The hyperalert brain is creating a kind of autoimmune disorder, you might say. Autoimmune disorders occur when the body mistakenly believes its own tissues are a threat; it treats its internal tissues like external invaders. In much the same way, when the brain produces fear-inducing chemicals, the mind does not recognize the threat as internal and therefore harmless; instead it immediately looks outside the body for the cause of the fear, for the invader; and when it finds something, it responds by fighting the perceived threat or fleeing from it. The mind's response is like the body's response: it acts to protect the organism.

What does the mind do? It prompts the body to attack, perhaps, through yelling or hitting. Or it prompts the body to flee through literal or figurative running: taking to one's bed and refusing to get up and go to work, for instance, or escaping via a tried-and-true route, such as changing jobs or drinking alcohol or gambling.

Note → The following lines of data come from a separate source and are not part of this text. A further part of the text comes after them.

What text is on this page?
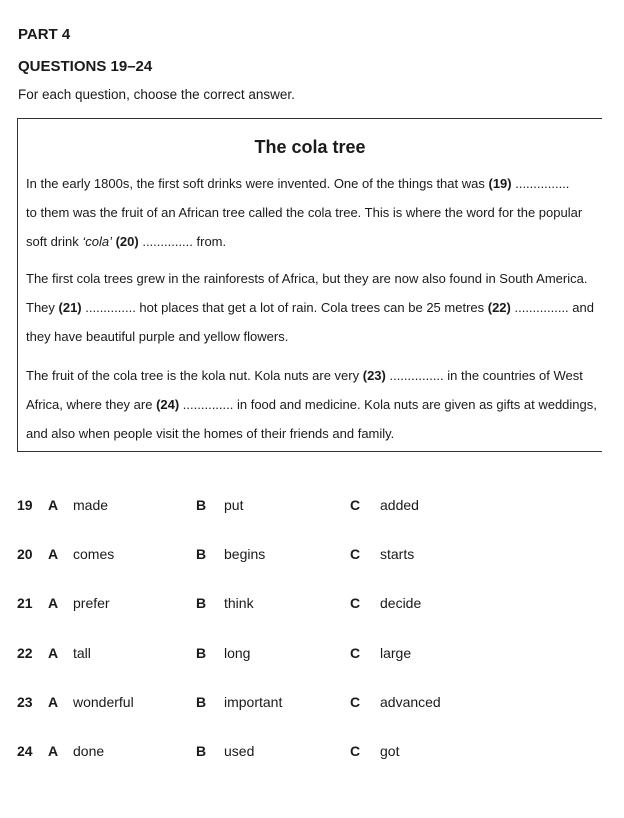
PART 4
QUESTIONS 19–24
For each question, choose the correct answer.
The cola tree
In the early 1800s, the first soft drinks were invented. One of the things that was (19) ...............
to them was the fruit of an African tree called the cola tree. This is where the word for the popular
soft drink ‘cola’ (20) .............. from.
The first cola trees grew in the rainforests of Africa, but they are now also found in South America.
They (21) .............. hot places that get a lot of rain. Cola trees can be 25 metres (22) ............... and
they have beautiful purple and yellow flowers.
The fruit of the cola tree is the kola nut. Kola nuts are very (23) ............... in the countries of West
Africa, where they are (24) .............. in food and medicine. Kola nuts are given as gifts at weddings,
and also when people visit the homes of their friends and family.
19 A made	B put	C added
20 A comes	B begins	C starts
21 A prefer	B think	C decide
22 A tall	B long	C large
23 A wonderful	B important	C advanced
24 A done	B used	C got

Though it may seem such actions are intended to remove obstacles to happiness ("If I could only find a job I like"; "If I can just get enough money to pay my bills"), they are in effect creating those obstacles by perpetuating readiness for a threat that doesn't exist.  It's as if the person is patrolling through a war zone, anxiously alert for the hidden mine that will take his legs or even his life. "Be alert or be inert," as soldiers say. But that kind of vigilance takes its toll, even when the threat is real. At least a real war will end at some point and if he survives, the soldier will be safe. When the war is brain-created, there's no actual reason for vigilance and thus no hope of safety--no hope for a future happiness.

So, what to do? Look for the happiness that is hiding behind the artificial cloud the brain creates. Dispel the cloud, and reveal the sunshine behind it. Simple--but, of course, not easy.